Documentation at : https://github.com/dnmilne/wikipediaminer/wiki
TODO:
Add support for live snapshots of wikipedia (DBPedia approach) to stay updated
Implement other disambigation approaches like http://ieeexplore.ieee.org/stamp/stamp.jsp?arnumber=6354382
Support for binary data on the webServices, (Thrift for example) to avoid problems with UTF8 characters.

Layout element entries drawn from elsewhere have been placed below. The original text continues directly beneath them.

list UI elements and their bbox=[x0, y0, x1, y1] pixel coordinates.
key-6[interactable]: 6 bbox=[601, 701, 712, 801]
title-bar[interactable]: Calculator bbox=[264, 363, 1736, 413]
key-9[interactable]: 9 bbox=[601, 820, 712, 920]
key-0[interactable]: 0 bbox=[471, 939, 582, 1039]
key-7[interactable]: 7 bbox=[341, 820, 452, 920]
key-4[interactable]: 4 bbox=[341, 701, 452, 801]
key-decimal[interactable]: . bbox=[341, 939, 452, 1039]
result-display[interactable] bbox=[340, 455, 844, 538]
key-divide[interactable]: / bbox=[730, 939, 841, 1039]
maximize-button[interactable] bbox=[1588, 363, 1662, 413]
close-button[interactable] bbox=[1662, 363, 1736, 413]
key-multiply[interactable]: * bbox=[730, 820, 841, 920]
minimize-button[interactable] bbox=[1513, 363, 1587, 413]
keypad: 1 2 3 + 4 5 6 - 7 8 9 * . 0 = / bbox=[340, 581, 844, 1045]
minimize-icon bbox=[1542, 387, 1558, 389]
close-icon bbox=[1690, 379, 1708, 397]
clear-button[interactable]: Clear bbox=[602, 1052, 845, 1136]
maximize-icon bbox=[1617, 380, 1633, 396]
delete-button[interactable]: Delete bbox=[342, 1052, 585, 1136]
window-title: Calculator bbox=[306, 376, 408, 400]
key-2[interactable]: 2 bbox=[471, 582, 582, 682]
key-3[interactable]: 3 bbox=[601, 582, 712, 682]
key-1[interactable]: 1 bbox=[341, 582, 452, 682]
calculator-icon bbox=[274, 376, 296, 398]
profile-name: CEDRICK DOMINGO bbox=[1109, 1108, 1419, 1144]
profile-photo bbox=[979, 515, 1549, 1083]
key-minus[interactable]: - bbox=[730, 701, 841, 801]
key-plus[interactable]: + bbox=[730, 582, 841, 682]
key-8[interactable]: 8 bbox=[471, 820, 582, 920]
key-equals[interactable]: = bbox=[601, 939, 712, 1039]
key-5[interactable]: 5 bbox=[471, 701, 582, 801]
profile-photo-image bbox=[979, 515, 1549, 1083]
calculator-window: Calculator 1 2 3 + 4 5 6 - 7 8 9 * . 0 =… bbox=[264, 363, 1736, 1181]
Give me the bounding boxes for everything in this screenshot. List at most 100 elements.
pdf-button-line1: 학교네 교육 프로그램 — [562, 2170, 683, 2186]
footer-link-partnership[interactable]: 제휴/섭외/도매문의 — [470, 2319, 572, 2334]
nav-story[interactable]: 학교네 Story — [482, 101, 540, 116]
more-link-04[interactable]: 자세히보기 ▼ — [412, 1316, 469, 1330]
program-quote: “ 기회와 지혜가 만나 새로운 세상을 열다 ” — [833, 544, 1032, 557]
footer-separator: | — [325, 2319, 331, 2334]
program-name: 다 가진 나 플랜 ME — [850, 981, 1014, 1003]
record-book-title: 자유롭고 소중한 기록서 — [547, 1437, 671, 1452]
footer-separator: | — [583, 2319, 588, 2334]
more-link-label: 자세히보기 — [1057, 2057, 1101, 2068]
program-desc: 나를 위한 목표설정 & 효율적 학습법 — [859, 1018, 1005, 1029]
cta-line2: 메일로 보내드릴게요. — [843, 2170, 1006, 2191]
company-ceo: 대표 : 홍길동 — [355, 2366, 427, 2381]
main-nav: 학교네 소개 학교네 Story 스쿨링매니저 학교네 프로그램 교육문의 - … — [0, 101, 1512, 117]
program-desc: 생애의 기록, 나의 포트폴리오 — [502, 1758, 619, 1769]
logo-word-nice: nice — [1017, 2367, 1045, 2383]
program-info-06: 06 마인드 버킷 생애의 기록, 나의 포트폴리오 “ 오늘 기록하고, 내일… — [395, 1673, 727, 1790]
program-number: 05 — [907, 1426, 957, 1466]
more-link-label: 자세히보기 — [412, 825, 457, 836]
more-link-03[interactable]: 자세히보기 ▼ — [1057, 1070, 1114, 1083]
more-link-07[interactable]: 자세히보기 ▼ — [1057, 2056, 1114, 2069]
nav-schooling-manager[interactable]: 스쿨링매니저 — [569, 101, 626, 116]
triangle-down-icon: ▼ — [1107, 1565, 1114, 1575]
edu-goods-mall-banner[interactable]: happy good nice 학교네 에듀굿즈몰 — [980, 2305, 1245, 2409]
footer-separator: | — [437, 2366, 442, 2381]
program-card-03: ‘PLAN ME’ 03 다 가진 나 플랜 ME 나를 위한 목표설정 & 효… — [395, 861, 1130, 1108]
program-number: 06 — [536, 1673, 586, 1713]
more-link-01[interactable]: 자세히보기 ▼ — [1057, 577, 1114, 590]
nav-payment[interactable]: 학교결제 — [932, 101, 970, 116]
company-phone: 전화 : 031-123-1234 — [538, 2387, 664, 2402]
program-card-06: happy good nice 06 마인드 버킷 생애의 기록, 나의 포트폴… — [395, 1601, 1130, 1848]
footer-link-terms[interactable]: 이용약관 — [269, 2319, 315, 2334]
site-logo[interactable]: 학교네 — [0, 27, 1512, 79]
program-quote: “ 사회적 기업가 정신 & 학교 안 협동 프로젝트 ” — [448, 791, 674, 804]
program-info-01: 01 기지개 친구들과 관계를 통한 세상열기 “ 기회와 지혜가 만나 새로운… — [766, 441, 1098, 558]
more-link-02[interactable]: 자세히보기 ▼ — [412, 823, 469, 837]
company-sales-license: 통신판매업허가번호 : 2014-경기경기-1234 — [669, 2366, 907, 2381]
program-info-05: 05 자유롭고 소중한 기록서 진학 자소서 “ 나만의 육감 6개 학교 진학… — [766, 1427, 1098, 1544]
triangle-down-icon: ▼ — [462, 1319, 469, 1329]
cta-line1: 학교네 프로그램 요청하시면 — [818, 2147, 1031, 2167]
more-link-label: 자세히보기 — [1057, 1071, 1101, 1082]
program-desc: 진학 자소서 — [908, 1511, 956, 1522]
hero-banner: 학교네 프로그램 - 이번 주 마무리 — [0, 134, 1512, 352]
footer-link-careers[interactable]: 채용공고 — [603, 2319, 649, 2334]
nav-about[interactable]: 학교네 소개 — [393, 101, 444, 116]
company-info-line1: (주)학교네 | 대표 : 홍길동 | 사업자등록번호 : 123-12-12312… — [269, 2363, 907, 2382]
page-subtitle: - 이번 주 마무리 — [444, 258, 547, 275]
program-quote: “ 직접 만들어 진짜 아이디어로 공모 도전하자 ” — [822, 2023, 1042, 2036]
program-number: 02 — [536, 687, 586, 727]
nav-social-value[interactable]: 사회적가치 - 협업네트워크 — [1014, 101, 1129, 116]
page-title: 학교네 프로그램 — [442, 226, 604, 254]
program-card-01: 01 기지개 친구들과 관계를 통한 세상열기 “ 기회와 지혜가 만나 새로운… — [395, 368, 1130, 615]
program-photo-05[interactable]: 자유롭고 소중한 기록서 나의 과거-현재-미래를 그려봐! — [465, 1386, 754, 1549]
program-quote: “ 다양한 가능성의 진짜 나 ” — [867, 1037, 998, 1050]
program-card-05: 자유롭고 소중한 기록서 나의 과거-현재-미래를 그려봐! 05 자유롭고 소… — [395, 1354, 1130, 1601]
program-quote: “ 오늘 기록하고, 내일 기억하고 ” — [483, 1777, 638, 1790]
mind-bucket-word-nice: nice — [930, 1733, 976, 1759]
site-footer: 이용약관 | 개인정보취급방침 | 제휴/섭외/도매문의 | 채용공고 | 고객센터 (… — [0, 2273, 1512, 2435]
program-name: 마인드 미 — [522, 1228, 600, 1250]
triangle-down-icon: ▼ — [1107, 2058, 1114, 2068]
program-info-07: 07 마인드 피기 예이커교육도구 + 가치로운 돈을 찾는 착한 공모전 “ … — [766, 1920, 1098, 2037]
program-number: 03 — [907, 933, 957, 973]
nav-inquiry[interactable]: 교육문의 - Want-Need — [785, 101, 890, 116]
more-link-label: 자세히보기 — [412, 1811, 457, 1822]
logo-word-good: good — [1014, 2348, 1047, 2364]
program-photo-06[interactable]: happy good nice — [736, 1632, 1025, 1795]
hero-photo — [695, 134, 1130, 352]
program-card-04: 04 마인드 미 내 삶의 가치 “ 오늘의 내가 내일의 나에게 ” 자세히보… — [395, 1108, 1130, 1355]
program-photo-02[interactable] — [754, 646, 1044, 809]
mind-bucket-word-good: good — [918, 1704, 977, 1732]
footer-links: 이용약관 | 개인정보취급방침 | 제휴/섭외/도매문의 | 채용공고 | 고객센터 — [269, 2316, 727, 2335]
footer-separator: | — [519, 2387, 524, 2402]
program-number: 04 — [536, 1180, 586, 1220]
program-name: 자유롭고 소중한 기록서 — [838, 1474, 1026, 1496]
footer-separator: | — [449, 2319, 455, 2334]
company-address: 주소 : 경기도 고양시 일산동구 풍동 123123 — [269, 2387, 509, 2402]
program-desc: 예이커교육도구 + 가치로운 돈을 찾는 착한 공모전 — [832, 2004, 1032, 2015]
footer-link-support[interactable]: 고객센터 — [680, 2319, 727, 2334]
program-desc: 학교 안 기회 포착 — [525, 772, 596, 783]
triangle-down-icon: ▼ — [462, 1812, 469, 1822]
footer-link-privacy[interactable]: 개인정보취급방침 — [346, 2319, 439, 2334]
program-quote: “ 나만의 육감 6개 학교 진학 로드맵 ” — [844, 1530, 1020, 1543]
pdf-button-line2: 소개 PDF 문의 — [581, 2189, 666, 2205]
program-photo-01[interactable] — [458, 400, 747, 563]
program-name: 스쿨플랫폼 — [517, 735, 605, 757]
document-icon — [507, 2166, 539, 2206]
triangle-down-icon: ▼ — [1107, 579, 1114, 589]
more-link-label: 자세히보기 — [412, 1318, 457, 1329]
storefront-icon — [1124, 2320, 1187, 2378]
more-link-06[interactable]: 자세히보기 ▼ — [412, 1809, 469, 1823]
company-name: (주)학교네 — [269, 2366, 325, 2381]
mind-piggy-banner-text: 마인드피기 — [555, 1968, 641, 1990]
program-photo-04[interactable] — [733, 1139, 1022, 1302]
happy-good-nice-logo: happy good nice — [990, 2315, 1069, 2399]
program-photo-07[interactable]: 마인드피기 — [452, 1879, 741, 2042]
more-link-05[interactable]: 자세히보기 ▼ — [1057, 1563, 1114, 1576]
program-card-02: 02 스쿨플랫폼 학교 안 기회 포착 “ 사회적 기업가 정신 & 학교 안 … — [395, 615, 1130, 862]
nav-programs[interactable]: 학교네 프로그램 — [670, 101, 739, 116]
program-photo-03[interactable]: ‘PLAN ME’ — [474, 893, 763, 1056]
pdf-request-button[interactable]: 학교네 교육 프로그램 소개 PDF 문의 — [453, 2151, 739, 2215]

Add this repository to your POM.xml.
<repository>
<id>galan-maven-repo</id>
<name>galan-maven-repo-releases</name>
<url>http://galan.ehu.es/artifactory/ext-release-local</url>
</repository>
Then...
<repository>
<id>galan-maven-repo</id>
<name>galan-maven-repo-releases</name>
<url>http://galan.ehu.es/artifactory/ext-release-local</url>
</repository>
Then add the required subproyect, for example...
<dependency>
<groupId>org.wikipedia-miner</groupId>
<artifactId>wikipedia-miner-core</artifactId>
<version>1.2.4</version>
</dependency>